Bush’un konuşmalarında ve açıklamalarında sarfettiği sözleri tek tek vererek üzerinde durmaya gerek görmüyoruz. Sadece bir iki hususa dikkat çekmekle yetineceğiz.
Bush, ABD’nin her zaman “İsrail”in yanında olduğunu ve bundan sonra da yanında olacağını ve hiç kimsenin bu ittifakı bozamayacağını vurguladı. Bunun böyle olduğundan zaten kimse şüphe etmiyor. Ama bunun anlamı Filistin’deki katliamları, cinayetleri ABD ile Siyonist işgal devletinin birlikte gerçekleştirmesidir. Filistin’deki masum bebekleri katleden, aileleri toptan yok eden, insanların evlerini başlarına yıkan, bahçelerindeki ağaçları sökerek onları açlığa mahkûm etmeye çalışan sadece Olmert ve avanesi değildir. Bu işi Bush ve avanesi ile birlikte yapmaktadır. İşgal devleti bu işi ABD ile birlikte yapmak için sadece onun silahlarını kullanmakla yetinmiyor. Ondan her türlü desteği de alıyor.

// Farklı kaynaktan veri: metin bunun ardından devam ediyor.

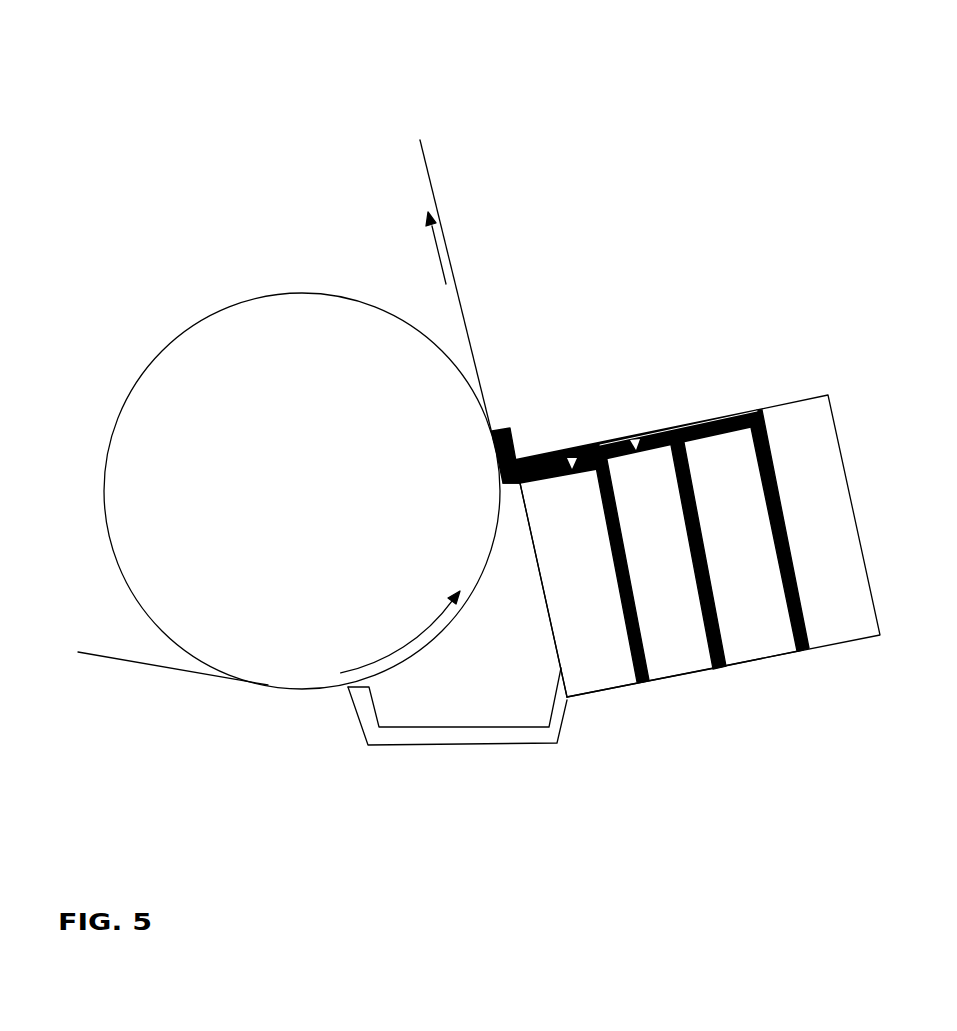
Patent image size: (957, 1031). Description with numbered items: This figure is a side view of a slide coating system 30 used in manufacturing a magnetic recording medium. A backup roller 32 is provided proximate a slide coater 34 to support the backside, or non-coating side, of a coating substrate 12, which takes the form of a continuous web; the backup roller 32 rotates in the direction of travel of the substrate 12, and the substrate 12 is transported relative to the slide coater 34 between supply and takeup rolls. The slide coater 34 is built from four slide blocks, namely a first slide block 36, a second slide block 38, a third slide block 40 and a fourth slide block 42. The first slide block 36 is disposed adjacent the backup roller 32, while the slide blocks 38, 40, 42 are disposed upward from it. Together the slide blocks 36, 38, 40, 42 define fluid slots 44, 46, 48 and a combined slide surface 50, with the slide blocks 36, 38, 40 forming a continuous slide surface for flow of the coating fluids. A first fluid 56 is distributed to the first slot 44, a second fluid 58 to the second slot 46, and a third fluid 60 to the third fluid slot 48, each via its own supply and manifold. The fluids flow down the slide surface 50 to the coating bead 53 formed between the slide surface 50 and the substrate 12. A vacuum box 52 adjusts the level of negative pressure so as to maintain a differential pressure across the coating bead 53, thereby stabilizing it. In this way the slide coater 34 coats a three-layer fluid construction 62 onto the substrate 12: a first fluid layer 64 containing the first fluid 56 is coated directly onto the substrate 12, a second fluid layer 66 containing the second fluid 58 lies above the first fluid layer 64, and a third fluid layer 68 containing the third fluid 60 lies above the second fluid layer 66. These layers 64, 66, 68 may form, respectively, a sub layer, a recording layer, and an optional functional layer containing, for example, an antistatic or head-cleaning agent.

The coating substrate 12 is at (194, 678).
The slide coating system 30 is at (660, 107).
The backup roller 32 is at (148, 370).
The slide coater 34 is at (508, 558).
The first slide block 36 is at (600, 700).
The second slide block 38 is at (686, 676).
The third slide block 40 is at (772, 663).
The fourth slide block 42 is at (855, 648).
The first fluid slot 44 is at (643, 703).
The second fluid slot 46 is at (731, 685).
The third fluid slot 48 is at (805, 665).
The combined slide surface 50 is at (556, 482).
The vacuum box 52 is at (455, 722).
The coating bead 53 is at (510, 496).
The first fluid 56 is at (612, 507).
The second fluid 58 is at (688, 482).
The third fluid 60 is at (770, 460).
The three-layer fluid construction 62 is at (497, 420).
The first fluid layer 64 is at (572, 457).
The second fluid layer 66 is at (634, 440).
The third fluid layer 68 is at (688, 416).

Bush, Tanrı'nın İsrail’e vaadini Nazilerin bile bozamadığını ileri sürdü. Eğer Allah’ın bir vaadi varsa, onu kimse bozamaz. Ama bu iddia Evangelist felsefe ile Siyonistlerin kendi ideolojik malzemelerini oluşturmak amacıyla uydurdukları efsanelerin buluşma noktasına işaret etmektedir. Oysa Siyonistler bu efsaneleri kullanırken bile sahtekârlık yapmış, zaten vahiyden uzaklaşmış olan Yahudi itikadını bir kez daha saptırmışlardır. Çünkü Yahudi itikadına göre iddia edilen vaad, Mehdi’nin gelmesiyle gerçekleşecektir. Dolayısıyla Ortodoks Yahudilere göre bugünkü İsrail vaad edilen devlet değil, zamansız kurulan devlettir. Bu açıdan söz konusu itikada göre İsrail işgal devletinin kurulmasıyla iddia edilen vaad gerçekleşmiş olmuyor, Siyonistler “Tanrı'nın vaadi gecikti” diyerek kendileri zamansız bir iş yapmış oluyorlardı. Yani bir bakıma Tanrı’ya itirazda bulunmuş oluyorlardı. Ama Bush’un Evangelist felsefesiyle Siyonist felsefe “Tanrı’yı kıyamete zorlama” fikrinde ittifak ettiğinden, böyle bir zamansız işi destekliyor. Dolayısıyla Evangelistler ve Siyonistler gerçekte herhangi bir vaade mazhar olmadıklarını, ama “Tanrı’yı bir an önce kıyameti gerçekleştirmeye zorlamak” için ortalığı karıştırdıklarını kendileri de biliyorlar. Fakat burada da sahtekârlık ve yalancılık yapıyorlar..
Bundan daha vahim olan, insanlığın bu tür efsaneci felsefelerin fitneci politikalarına teslim edilmesi ve hurafeci zihniyetin dünyaya yön verebilmesidir.